İsrail Başbakanı Binyamin Netanyahu, resmi temaslarda bulunmak üzere gittiği Washington’da yaptığı açıklamalarda İran’a karşı tehditkâr bir tutum sergiledi. İran'ın nükleer silaha sahip olmaması gerektiğini vurgulayan Netanyahu, bu hedefin ya anlaşmayla ya da askeri müdahaleyle sağlanabileceğini söyledi.
“Ya Anlaşmayla Yok Edilir Ya Da Askeri Seçenek Devreye Girer”
Netanyahu, ABD Başkanı Donald Trump ile yaptığı görüşmeler sonrası yayımladığı görüntülü mesajda, İran’ın nükleer kapasitesine karşı kararlı bir duruş sergiledi. Nükleer silahların Tahran yönetiminin eline geçmemesi gerektiğini vurgulayan İsrail Başbakanı, bu durumun ABD gözetiminde yapılacak bir anlaşmayla önlenmesi gerektiğini ifade etti. Ancak Netanyahu, nükleer tesislerin tamamen yok edilmemesi ya da müzakere sürecinin uzaması durumunda askeri seçeneğin gündeme gelebileceği uyarısında bulundu.
“İran’ın nükleer tesisleri ya ABD’nin gözetiminde sökülür ya da askeri müdahale masaya gelir” diyen Netanyahu, uluslararası kamuoyuna açık bir mesaj gönderdi.

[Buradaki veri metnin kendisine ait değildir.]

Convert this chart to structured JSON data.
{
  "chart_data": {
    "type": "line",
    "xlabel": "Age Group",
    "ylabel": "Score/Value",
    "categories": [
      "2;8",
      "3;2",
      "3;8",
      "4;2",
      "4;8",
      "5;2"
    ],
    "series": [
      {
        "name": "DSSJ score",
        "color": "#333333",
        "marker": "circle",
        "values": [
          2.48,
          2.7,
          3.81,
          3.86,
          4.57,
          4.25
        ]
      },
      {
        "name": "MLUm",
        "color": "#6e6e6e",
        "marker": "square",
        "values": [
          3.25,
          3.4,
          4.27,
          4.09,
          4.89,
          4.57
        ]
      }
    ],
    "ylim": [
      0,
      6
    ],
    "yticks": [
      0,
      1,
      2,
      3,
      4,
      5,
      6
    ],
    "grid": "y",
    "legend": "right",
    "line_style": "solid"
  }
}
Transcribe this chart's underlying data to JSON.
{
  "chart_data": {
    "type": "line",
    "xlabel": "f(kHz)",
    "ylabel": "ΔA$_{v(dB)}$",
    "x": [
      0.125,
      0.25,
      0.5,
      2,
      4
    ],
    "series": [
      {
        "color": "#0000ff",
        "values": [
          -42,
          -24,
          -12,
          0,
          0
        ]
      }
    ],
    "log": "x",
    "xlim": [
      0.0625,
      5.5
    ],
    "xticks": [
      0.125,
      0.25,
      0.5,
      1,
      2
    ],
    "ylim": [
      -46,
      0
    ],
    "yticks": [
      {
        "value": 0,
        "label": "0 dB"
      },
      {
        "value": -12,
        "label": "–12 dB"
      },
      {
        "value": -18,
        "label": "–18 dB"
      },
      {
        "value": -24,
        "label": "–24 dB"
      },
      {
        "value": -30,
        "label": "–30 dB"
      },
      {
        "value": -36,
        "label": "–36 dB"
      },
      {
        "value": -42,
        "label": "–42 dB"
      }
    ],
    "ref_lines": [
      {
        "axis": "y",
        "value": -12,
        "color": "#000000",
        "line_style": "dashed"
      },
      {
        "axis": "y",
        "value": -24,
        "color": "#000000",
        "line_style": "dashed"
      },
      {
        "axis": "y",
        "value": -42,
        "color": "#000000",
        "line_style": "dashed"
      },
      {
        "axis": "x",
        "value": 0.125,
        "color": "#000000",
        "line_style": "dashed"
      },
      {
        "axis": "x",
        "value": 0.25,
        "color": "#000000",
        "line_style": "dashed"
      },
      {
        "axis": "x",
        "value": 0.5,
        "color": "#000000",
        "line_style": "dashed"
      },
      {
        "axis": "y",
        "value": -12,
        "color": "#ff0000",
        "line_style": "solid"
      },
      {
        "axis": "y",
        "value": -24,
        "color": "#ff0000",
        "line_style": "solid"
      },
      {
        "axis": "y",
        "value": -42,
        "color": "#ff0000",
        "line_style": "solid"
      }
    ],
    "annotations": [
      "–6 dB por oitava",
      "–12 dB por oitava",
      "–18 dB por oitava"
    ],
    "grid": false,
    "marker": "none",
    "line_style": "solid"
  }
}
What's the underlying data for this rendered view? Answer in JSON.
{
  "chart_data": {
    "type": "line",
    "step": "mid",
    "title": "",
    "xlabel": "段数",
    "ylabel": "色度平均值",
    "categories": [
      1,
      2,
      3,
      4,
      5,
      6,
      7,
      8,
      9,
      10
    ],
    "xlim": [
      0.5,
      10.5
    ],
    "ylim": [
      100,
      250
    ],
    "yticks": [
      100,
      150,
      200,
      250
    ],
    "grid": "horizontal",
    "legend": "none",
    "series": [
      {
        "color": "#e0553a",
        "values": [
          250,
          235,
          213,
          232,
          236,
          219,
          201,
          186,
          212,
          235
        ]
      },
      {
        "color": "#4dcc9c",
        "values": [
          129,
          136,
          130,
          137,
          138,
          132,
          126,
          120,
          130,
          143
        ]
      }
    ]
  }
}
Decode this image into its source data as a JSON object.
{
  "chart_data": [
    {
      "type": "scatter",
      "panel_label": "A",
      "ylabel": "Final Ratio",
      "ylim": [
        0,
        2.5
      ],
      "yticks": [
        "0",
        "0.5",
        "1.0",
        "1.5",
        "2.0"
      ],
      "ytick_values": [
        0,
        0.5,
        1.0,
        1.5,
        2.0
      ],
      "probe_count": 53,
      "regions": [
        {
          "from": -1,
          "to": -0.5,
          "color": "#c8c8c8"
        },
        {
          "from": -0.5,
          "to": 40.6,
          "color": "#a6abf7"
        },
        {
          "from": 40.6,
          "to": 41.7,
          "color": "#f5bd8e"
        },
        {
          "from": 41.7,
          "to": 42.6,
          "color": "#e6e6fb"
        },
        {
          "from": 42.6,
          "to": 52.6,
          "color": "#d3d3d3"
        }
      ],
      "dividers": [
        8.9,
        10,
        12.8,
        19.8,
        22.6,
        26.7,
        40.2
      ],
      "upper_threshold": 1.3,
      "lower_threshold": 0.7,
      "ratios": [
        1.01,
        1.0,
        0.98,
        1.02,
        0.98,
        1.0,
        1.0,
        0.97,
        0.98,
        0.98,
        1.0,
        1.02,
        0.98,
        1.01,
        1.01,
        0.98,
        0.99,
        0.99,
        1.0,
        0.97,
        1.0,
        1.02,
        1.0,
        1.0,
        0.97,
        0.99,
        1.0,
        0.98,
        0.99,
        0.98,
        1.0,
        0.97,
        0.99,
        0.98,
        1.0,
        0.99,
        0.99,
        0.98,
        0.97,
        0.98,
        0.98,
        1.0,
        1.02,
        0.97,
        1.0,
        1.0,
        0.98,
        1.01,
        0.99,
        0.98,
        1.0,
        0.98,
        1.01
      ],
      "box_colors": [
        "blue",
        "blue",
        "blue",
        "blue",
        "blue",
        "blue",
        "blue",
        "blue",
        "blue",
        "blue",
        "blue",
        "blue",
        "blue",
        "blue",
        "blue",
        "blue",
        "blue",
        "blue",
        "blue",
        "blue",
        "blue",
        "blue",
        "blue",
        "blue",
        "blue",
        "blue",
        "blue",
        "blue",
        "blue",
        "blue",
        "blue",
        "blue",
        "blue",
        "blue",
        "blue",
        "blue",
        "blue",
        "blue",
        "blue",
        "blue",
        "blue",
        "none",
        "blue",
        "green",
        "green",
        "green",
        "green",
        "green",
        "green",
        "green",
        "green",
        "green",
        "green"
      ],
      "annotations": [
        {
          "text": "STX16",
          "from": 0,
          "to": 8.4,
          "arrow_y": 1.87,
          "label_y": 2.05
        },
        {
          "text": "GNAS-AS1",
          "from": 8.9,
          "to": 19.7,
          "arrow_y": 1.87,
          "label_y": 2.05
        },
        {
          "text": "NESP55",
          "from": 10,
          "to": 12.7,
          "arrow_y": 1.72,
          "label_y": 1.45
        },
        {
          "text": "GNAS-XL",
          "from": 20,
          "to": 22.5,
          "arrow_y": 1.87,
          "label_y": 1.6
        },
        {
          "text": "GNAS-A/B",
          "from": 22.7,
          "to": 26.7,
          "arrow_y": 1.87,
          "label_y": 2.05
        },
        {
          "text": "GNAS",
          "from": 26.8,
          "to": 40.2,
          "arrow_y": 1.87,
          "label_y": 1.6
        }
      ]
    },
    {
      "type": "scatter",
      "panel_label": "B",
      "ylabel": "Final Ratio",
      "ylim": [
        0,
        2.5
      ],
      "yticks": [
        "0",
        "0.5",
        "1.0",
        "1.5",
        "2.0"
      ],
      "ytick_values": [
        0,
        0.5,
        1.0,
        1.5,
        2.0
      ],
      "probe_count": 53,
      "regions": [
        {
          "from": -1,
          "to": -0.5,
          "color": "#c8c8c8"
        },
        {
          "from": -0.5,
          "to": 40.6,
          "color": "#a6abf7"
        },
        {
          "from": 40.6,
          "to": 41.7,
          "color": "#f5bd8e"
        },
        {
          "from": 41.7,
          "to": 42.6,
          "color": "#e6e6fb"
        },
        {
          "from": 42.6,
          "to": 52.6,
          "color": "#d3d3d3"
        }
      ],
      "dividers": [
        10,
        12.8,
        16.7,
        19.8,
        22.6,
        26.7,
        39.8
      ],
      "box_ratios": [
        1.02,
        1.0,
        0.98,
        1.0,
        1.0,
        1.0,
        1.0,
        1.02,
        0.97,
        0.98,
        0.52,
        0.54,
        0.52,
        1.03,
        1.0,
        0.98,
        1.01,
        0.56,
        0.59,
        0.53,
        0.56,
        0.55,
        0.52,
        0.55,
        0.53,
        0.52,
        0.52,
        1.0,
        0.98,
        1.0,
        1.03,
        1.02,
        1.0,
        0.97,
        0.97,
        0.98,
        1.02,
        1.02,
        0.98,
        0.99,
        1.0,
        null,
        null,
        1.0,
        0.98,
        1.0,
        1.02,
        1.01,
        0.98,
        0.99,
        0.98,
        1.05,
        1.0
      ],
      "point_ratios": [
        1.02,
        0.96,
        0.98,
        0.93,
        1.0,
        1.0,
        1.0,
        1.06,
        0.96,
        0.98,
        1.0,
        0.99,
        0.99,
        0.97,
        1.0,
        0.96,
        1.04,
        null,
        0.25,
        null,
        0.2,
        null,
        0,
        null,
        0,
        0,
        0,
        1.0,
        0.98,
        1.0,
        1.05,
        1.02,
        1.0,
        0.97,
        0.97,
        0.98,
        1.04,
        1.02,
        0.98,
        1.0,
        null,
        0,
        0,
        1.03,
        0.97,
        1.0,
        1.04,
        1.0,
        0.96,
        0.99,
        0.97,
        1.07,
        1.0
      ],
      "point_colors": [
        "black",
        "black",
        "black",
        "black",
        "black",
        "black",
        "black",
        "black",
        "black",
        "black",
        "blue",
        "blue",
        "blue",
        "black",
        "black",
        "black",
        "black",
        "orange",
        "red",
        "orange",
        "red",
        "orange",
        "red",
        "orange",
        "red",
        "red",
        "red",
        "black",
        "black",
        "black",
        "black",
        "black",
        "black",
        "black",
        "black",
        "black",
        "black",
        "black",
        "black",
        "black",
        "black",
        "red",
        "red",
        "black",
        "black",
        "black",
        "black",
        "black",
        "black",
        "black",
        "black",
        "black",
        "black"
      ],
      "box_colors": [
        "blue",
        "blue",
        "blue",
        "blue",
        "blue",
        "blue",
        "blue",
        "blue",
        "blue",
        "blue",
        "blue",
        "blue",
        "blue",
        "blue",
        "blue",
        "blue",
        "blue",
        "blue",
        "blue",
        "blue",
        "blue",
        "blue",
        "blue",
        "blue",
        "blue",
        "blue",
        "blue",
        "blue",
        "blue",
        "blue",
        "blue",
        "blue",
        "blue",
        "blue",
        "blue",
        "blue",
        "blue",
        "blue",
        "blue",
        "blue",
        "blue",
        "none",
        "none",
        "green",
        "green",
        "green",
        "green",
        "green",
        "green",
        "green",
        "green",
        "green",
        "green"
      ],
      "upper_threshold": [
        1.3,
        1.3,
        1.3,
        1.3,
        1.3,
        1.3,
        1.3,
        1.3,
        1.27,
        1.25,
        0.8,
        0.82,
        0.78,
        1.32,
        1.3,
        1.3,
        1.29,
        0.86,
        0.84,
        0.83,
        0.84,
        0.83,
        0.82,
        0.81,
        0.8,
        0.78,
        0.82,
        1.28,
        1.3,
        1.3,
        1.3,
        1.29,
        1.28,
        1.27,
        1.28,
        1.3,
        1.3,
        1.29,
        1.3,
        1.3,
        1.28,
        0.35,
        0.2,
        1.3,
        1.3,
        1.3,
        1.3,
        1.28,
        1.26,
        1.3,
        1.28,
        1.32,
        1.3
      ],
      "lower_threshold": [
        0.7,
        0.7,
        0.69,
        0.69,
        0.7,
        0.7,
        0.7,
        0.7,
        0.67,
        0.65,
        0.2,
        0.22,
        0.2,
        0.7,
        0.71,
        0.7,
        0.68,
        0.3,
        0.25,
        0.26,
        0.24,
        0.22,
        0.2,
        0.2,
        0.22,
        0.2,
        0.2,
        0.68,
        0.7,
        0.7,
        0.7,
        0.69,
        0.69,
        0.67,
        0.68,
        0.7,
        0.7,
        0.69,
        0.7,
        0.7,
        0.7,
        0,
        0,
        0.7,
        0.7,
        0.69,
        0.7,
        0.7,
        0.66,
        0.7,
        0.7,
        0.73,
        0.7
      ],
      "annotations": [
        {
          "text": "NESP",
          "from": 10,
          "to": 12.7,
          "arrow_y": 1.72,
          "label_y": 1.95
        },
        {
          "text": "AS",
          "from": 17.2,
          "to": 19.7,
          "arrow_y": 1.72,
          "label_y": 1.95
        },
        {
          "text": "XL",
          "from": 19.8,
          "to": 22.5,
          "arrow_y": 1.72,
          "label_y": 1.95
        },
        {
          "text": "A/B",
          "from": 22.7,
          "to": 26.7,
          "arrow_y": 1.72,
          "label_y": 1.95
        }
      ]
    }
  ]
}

Filistinlilerin Zorla Yerinden Edilmesi Gündemde
Netanyahu, ABD Başkanı Donald Trump ile yaptığı görüşmede Gazze Şeridi’ndeki Filistinlilerin başka ülkelere yerleştirilmesini de gündeme getirdiğini açıkladı. Bu plan doğrultusunda bazı ülkelerle Filistinlilerin kabul edilmesi konusunda görüşmeler yürüttüklerini öne süren İsrail Başbakanı, bu planın “eninde sonunda hayata geçirilmesi gerektiğini” savundu. Bu açıklama, Gazze’deki insani krizin derinleştiği bir dönemde tepki çekebilecek nitelikte.
Türkiye’nin Suriye’deki Varlığına Tepki
İsrail Başbakanı Netanyahu’nun hedefinde Türkiye de vardı. Ankara’nın Suriye’de askeri üsler kurma niyetinde olduğunu öne süren Netanyahu, bunun “İsrail’e yönelik bir tehdit” oluşturduğunu iddia etti. Cumhurbaşkanı Recep Tayyip Erdoğan’ın dostu olarak nitelediği Donald Trump’a bu konuda güvenebileceklerini aktaran Netanyahu, “Eğer yardımınıza ihtiyaç duyarsak sizinle bu konuyu konuşuruz” dedi.
Ne Olmuştu?
İran’ın nükleer programı uzun süredir başta ABD ve İsrail olmak üzere birçok Batılı ülkenin gündeminde. 2015 yılında imzalanan Kapsamlı Ortak Eylem Planı (KOEP), İran’ın nükleer faaliyetlerini sınırlandırmayı amaçlıyordu. Ancak Donald Trump yönetimi 2018’de bu anlaşmadan çekilmiş, İran da uranyum zenginleştirme faaliyetlerini artırmıştı. Bu gelişmeler, Ortadoğu’da yeni bir nükleer kriz ihtimalini yeniden gündeme taşıdı.
Uluslararası Toplumun Tepkisi Merak Konusu
Netanyahu’nun sert açıklamalarının ardından gözler şimdi ABD’nin resmi tutumuna ve uluslararası toplumun vereceği yanıta çevrildi. İran’a karşı askeri seçeneğin telaffuz edilmesi, bölgede gerginliği tırmandırabilecek nitelikte. Özellikle Filistin meselesi ve Türkiye’ye yönelik söylemler de İsrail’in dış politikada yeni bir yol haritası mı çizdiği sorularını beraberinde getirdi.